Президент был прав, говоря о моих личных делах: они, в отличие от служебных, были неважнецкими. От нас Добчинский ушёл вместе с Бобчинским. Однажды за столом объявил мой папашка, что любит другую женщину, что у них растёт сын, который уже ходит и скоро научится говорить. Бабушка, проникнувшись сутью произнесённого, громко всхлипнула, укутала нос в салфетку и отбыла на кухню. Потом мама встала из-за стола, подошла к мужу, поцеловала его в прогрессирующую лысину и сказала:
– Ты правильно поступил, предпочтя любовь условностям.
И удалилась к себе – красивая, гордая, несокрушимая. Об этом свидетельствовали её прямая спина и лёгкая походка мастера спорта художественной гимнастики. Но зеркальные створки двери выдали её, отразив несчастное лицо в потоках слёз. Я это узрел и в тот же миг возненавидел отца. Не думаю, что мама любила мужа, сокрушалась измене и предстоящей разлуке. Скорее, плакала оскорблённая гордость отвергнутой женщины.
Но как он мог! Я сидел надутой букой, не зная, что сказать. Впрочем, отца, видимо, и не очень-то интересовало моё мнение, по крайней, в данный момент. Он прихлопнул по столу ладонью, сказал: «Так!», оделся, вышел из квартиры и не ночевал в ней.
Родители без проволочек оформили развод. Оказалось, молодожёнам негде жить, и мама великодушно предложила им нашу квартиру. Мы же перебирались к деду. Генерал написал маме дарственную на московскую жилплощадь и обосновался на даче.

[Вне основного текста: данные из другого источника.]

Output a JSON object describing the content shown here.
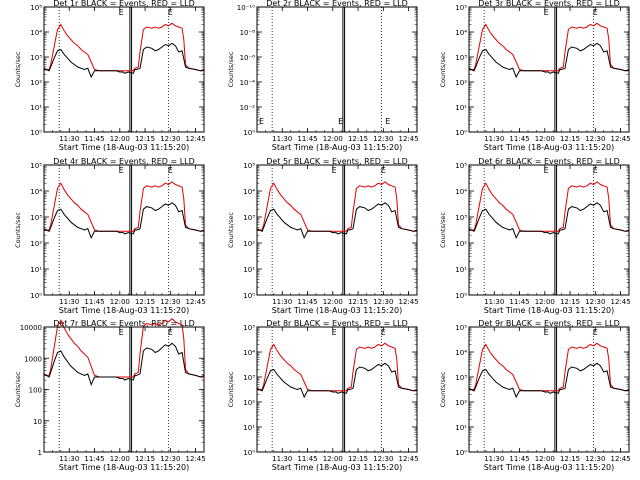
{
  "figure": {
    "layout": "3x3 grid of detector light curves",
    "xlabel": "Start Time (18-Aug-03 11:15:20)",
    "ylabel": "Counts/sec",
    "colors": {
      "events": "#000000",
      "lld": "#e00000",
      "axes": "#000000",
      "background": "#ffffff"
    }
  },
  "chart_data": [
    {
      "type": "line",
      "title": "Det 1r BLACK = Events, RED = LLD",
      "x_ticks": [
        "11:30",
        "11:45",
        "12:00",
        "12:15",
        "12:30",
        "12:45"
      ],
      "y_ticks": [
        "10⁰",
        "10¹",
        "10²",
        "10³",
        "10⁴",
        "10⁵"
      ],
      "ylim": [
        1,
        100000
      ],
      "empty": false,
      "marker": "E",
      "series": [
        {
          "name": "Events",
          "color": "#000000"
        },
        {
          "name": "LLD",
          "color": "#e00000"
        }
      ]
    },
    {
      "type": "line",
      "title": "Det 2r BLACK = Events, RED = LLD",
      "x_ticks": [
        "11:30",
        "11:45",
        "12:00",
        "12:15",
        "12:30",
        "12:45"
      ],
      "y_ticks": [
        "10⁰",
        "10⁻²",
        "10⁻⁴",
        "10⁻⁶",
        "10⁻⁸",
        "10⁻¹⁰"
      ],
      "ylim": [
        1e-10,
        1
      ],
      "empty": true,
      "marker": "E",
      "series": []
    },
    {
      "type": "line",
      "title": "Det 3r BLACK = Events, RED = LLD",
      "x_ticks": [
        "11:30",
        "11:45",
        "12:00",
        "12:15",
        "12:30",
        "12:45"
      ],
      "y_ticks": [
        "10⁰",
        "10¹",
        "10²",
        "10³",
        "10⁴",
        "10⁵"
      ],
      "ylim": [
        1,
        100000
      ],
      "empty": false,
      "marker": "E",
      "series": [
        {
          "name": "Events",
          "color": "#000000"
        },
        {
          "name": "LLD",
          "color": "#e00000"
        }
      ]
    },
    {
      "type": "line",
      "title": "Det 4r BLACK = Events, RED = LLD",
      "x_ticks": [
        "11:30",
        "11:45",
        "12:00",
        "12:15",
        "12:30",
        "12:45"
      ],
      "y_ticks": [
        "10⁰",
        "10¹",
        "10²",
        "10³",
        "10⁴",
        "10⁵"
      ],
      "ylim": [
        1,
        100000
      ],
      "empty": false,
      "marker": "E",
      "series": [
        {
          "name": "Events",
          "color": "#000000"
        },
        {
          "name": "LLD",
          "color": "#e00000"
        }
      ]
    },
    {
      "type": "line",
      "title": "Det 5r BLACK = Events, RED = LLD",
      "x_ticks": [
        "11:30",
        "11:45",
        "12:00",
        "12:15",
        "12:30",
        "12:45"
      ],
      "y_ticks": [
        "10⁰",
        "10¹",
        "10²",
        "10³",
        "10⁴",
        "10⁵"
      ],
      "ylim": [
        1,
        100000
      ],
      "empty": false,
      "marker": "E",
      "series": [
        {
          "name": "Events",
          "color": "#000000"
        },
        {
          "name": "LLD",
          "color": "#e00000"
        }
      ]
    },
    {
      "type": "line",
      "title": "Det 6r BLACK = Events, RED = LLD",
      "x_ticks": [
        "11:30",
        "11:45",
        "12:00",
        "12:15",
        "12:30",
        "12:45"
      ],
      "y_ticks": [
        "10⁰",
        "10¹",
        "10²",
        "10³",
        "10⁴",
        "10⁵"
      ],
      "ylim": [
        1,
        100000
      ],
      "empty": false,
      "marker": "E",
      "series": [
        {
          "name": "Events",
          "color": "#000000"
        },
        {
          "name": "LLD",
          "color": "#e00000"
        }
      ]
    },
    {
      "type": "line",
      "title": "Det 7r BLACK = Events, RED = LLD",
      "x_ticks": [
        "11:30",
        "11:45",
        "12:00",
        "12:15",
        "12:30",
        "12:45"
      ],
      "y_ticks": [
        "1",
        "10",
        "100",
        "1000",
        "10000"
      ],
      "ylim": [
        1,
        10000
      ],
      "empty": false,
      "marker": "E",
      "series": [
        {
          "name": "Events",
          "color": "#000000"
        },
        {
          "name": "LLD",
          "color": "#e00000"
        }
      ]
    },
    {
      "type": "line",
      "title": "Det 8r BLACK = Events, RED = LLD",
      "x_ticks": [
        "11:30",
        "11:45",
        "12:00",
        "12:15",
        "12:30",
        "12:45"
      ],
      "y_ticks": [
        "10⁰",
        "10¹",
        "10²",
        "10³",
        "10⁴",
        "10⁵"
      ],
      "ylim": [
        1,
        100000
      ],
      "empty": false,
      "marker": "E",
      "series": [
        {
          "name": "Events",
          "color": "#000000"
        },
        {
          "name": "LLD",
          "color": "#e00000"
        }
      ]
    },
    {
      "type": "line",
      "title": "Det 9r BLACK = Events, RED = LLD",
      "x_ticks": [
        "11:30",
        "11:45",
        "12:00",
        "12:15",
        "12:30",
        "12:45"
      ],
      "y_ticks": [
        "10⁰",
        "10¹",
        "10²",
        "10³",
        "10⁴",
        "10⁵"
      ],
      "ylim": [
        1,
        100000
      ],
      "empty": false,
      "marker": "E",
      "series": [
        {
          "name": "Events",
          "color": "#000000"
        },
        {
          "name": "LLD",
          "color": "#e00000"
        }
      ]
    }
  ],
  "shape": {
    "time_start_min": 0,
    "time_end_min": 95,
    "x_tick_minutes": [
      15,
      30,
      45,
      60,
      75,
      90
    ],
    "dotted_minutes": [
      9,
      74
    ],
    "gap_minutes": [
      51,
      52
    ],
    "marker_minute": 47,
    "events_log10": [
      [
        0,
        2.55
      ],
      [
        3,
        2.45
      ],
      [
        4,
        2.6
      ],
      [
        6,
        2.95
      ],
      [
        8,
        3.25
      ],
      [
        10,
        3.3
      ],
      [
        12,
        3.1
      ],
      [
        14,
        2.95
      ],
      [
        16,
        2.8
      ],
      [
        18,
        2.7
      ],
      [
        20,
        2.6
      ],
      [
        22,
        2.55
      ],
      [
        24,
        2.5
      ],
      [
        26,
        2.55
      ],
      [
        28,
        2.2
      ],
      [
        30,
        2.45
      ],
      [
        33,
        2.45
      ],
      [
        40,
        2.45
      ],
      [
        43,
        2.45
      ],
      [
        45,
        2.4
      ],
      [
        47,
        2.4
      ],
      [
        48,
        2.35
      ],
      [
        50,
        2.4
      ],
      [
        53,
        2.35
      ],
      [
        54,
        2.5
      ],
      [
        55,
        2.5
      ],
      [
        57,
        2.55
      ],
      [
        59,
        3.3
      ],
      [
        61,
        3.4
      ],
      [
        64,
        3.35
      ],
      [
        66,
        3.25
      ],
      [
        68,
        3.3
      ],
      [
        70,
        3.4
      ],
      [
        72,
        3.5
      ],
      [
        74,
        3.45
      ],
      [
        76,
        3.55
      ],
      [
        78,
        3.45
      ],
      [
        80,
        3.2
      ],
      [
        82,
        3.25
      ],
      [
        84,
        2.6
      ],
      [
        86,
        2.55
      ],
      [
        90,
        2.5
      ],
      [
        93,
        2.45
      ],
      [
        95,
        2.5
      ]
    ],
    "lld_log10": [
      [
        0,
        2.5
      ],
      [
        3,
        2.5
      ],
      [
        4,
        2.7
      ],
      [
        6,
        3.4
      ],
      [
        8,
        4.1
      ],
      [
        10,
        4.3
      ],
      [
        12,
        4.05
      ],
      [
        14,
        3.85
      ],
      [
        16,
        3.7
      ],
      [
        18,
        3.55
      ],
      [
        20,
        3.45
      ],
      [
        22,
        3.3
      ],
      [
        24,
        3.2
      ],
      [
        26,
        3.1
      ],
      [
        28,
        2.8
      ],
      [
        30,
        2.5
      ],
      [
        33,
        2.45
      ],
      [
        40,
        2.45
      ],
      [
        45,
        2.45
      ],
      [
        48,
        2.45
      ],
      [
        50,
        2.45
      ],
      [
        53,
        2.45
      ],
      [
        54,
        2.55
      ],
      [
        56,
        2.6
      ],
      [
        57,
        3.2
      ],
      [
        59,
        4.1
      ],
      [
        61,
        4.2
      ],
      [
        64,
        4.15
      ],
      [
        66,
        4.2
      ],
      [
        68,
        4.15
      ],
      [
        70,
        4.2
      ],
      [
        72,
        4.3
      ],
      [
        74,
        4.25
      ],
      [
        76,
        4.35
      ],
      [
        78,
        4.25
      ],
      [
        80,
        4.2
      ],
      [
        82,
        4.15
      ],
      [
        83,
        3.7
      ],
      [
        84,
        2.7
      ],
      [
        86,
        2.55
      ],
      [
        90,
        2.5
      ],
      [
        93,
        2.45
      ],
      [
        95,
        2.45
      ]
    ]
  }
}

Заглянув туда однажды ненароком, обнаружил бывшую секретаршу Машеньку в роли хозяйки и двух её очаровательных дочек-двойняшек, лицеисток. Бесшабашные девицы тут же окрестили меня «племянником» и втравили в разборки с приехавшими на электричке кавалерами. Мне пришлось продемонстрировать, как я ловко разбиваю кулаком кирпичи и добавить на словах:
– Ваши бестолковки от такого удара лопнут веселей арбуза.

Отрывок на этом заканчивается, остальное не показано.